San Francisco's California Pacific Medical Center's (CPMC) Kanbar Cardiac Center and the Methodist Heart, Lung and Vascular Institute of Methodist Medical Center of Illinois have selected HeartLab's Encompass Cardiac Network to archive and manage digital cardiac images and data.
According to HeartLab, the Encompass deployment at Kanbar will be completed in multiple phases, beginning this fall with the installation of an integrated image archive for the cath lab and echo labs. Physicians will be able to access the information and images in the database from network-connected workstations located throughout the hospital.
Kanbar is also installing Encompass Web, which provides secure access to patient images and information from any internet-connected computer. In addition, Kanbar will expand the reporting capabilities of its echo lab by deploying Heartlab's results management software.

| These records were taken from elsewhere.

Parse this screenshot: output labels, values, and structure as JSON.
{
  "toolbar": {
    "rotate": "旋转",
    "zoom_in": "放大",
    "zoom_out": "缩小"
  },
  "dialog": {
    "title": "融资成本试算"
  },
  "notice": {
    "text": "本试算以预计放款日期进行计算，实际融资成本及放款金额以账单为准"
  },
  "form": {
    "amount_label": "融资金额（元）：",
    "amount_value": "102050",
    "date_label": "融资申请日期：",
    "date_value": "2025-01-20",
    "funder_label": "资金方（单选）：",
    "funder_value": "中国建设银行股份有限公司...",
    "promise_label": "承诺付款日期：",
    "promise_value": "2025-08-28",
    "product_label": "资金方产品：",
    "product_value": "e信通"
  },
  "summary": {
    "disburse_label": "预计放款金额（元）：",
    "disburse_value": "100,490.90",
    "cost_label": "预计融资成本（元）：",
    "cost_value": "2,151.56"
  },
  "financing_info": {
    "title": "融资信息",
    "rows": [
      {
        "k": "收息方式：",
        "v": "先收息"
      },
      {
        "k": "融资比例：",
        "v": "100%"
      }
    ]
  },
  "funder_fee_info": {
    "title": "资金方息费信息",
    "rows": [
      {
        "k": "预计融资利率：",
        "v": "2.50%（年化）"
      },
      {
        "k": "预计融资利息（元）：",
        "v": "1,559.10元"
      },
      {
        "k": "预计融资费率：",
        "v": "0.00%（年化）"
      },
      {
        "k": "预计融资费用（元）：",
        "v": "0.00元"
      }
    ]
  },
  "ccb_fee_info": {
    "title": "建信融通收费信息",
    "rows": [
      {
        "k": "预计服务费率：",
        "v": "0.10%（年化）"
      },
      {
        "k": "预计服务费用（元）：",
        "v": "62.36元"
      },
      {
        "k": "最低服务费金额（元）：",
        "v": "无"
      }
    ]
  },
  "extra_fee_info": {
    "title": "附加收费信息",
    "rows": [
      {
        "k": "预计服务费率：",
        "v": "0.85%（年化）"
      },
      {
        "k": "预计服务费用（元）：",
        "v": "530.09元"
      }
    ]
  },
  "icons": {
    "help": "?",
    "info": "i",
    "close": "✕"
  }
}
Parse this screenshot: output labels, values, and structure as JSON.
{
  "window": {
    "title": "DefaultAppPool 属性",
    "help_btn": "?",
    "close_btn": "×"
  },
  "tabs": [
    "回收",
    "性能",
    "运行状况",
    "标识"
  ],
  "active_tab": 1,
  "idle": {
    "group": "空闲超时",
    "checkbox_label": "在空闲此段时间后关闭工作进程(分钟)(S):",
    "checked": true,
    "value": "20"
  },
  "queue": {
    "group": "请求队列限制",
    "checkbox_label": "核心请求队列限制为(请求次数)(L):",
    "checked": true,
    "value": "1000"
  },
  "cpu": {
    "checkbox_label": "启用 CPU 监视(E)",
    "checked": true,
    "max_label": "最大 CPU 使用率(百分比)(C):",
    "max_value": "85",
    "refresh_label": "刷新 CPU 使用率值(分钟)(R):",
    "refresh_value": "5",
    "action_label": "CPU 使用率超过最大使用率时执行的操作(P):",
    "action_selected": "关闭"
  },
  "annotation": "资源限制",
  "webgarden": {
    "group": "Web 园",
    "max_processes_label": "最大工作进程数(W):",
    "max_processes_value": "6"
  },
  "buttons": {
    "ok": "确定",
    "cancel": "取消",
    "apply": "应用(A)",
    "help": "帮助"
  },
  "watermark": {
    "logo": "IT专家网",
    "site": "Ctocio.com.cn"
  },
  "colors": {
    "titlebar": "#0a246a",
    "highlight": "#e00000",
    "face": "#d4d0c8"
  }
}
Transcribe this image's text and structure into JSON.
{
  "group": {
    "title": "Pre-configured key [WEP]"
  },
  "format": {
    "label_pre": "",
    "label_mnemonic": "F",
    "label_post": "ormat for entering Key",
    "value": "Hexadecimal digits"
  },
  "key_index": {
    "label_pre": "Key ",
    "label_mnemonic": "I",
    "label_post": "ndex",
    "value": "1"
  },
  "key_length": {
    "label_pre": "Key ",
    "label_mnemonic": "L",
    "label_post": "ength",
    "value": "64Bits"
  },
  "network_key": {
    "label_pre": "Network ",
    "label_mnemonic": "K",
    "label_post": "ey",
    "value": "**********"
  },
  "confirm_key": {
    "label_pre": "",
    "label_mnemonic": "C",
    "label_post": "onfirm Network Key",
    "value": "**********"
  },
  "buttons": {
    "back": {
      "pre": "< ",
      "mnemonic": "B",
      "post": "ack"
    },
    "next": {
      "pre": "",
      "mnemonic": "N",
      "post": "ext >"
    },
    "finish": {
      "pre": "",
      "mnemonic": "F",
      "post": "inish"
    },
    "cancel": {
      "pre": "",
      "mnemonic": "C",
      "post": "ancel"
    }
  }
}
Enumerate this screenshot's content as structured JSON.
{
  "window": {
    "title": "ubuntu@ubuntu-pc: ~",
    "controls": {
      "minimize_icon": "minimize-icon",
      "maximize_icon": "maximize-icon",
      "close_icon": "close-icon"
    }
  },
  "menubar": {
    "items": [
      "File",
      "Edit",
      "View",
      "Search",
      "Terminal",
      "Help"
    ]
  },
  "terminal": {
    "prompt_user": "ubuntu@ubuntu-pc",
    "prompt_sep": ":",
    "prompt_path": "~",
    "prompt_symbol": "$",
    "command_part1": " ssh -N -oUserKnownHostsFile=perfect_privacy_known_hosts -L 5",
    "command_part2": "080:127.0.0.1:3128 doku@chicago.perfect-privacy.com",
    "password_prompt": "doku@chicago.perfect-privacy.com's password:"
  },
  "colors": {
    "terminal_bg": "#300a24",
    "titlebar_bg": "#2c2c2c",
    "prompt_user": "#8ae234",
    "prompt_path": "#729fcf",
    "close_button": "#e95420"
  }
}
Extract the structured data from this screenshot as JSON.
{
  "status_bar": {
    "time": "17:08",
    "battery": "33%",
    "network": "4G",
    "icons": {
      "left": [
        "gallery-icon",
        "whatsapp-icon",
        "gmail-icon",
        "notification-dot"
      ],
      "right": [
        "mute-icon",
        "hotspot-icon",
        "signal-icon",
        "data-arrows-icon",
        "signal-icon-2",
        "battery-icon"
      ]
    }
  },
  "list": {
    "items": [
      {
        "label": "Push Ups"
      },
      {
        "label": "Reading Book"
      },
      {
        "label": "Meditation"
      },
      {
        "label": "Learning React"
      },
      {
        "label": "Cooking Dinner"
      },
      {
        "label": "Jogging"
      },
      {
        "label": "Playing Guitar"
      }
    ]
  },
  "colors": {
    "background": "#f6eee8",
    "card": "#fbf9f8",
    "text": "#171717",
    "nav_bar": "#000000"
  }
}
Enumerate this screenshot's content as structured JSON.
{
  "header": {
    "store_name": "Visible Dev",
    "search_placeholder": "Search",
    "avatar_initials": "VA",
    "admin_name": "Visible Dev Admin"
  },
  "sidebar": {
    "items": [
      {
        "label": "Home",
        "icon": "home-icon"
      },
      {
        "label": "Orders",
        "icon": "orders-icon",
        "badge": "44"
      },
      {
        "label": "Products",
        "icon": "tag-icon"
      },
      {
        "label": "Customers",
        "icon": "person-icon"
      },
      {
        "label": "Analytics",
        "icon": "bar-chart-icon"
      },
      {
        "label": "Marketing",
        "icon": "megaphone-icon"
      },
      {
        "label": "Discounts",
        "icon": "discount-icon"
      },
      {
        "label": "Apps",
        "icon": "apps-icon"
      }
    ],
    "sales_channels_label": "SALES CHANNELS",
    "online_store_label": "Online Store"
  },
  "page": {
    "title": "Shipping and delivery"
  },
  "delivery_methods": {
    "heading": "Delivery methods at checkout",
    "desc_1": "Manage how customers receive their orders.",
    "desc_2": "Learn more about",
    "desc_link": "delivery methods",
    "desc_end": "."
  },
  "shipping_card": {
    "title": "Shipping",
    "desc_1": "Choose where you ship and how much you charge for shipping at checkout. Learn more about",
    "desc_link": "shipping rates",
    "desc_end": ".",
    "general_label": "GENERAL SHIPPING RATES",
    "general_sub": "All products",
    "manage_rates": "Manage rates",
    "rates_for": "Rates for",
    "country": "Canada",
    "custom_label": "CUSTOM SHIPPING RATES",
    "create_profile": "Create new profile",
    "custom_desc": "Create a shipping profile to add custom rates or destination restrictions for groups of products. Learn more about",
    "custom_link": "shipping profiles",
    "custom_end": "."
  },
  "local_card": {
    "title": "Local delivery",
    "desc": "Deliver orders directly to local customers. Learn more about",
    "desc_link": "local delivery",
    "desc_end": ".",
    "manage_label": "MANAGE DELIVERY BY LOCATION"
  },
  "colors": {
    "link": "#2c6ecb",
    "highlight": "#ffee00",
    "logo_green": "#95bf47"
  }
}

Physicians at CPMS already perform more than 2,000 cardiac cath and 6,500 echo procedures annually. The hospital expects procedure volume to increase with the September opening of Kanbar Center's three cardiac cath labs and eight echo labs.
At Methodist, a 330-bed tertiary care hospital, physicians annually perform approximately 3,400 echocardiograms, 4,800 noninvasive procedures and invasive cardiac/vascular catheterizations. HeartLab's Encompass will provide Methodist with an integrated database for patient data form three cardiac cath labs, five nuclear cardiology labs, three echo labs, two vascular labs, one endovascular suite and two open heart surgery suites.
According to HeartLab, the installation at Methodist includes the Encompass DVD-R archive, review stations, results management and Encompass Web. The Encompass deployment will be completed in multiple phases, beginning in October with the installation of non-invasive echo, vascular and open heart surgery, which will be completed in December. Cardiac cath labs and inventory management will be completed by the end of 2005.
The Encompass system at Methodist will eventually interface with the hospital's PACS, enabling physicians to review radiology and cardiology images from the same workstation.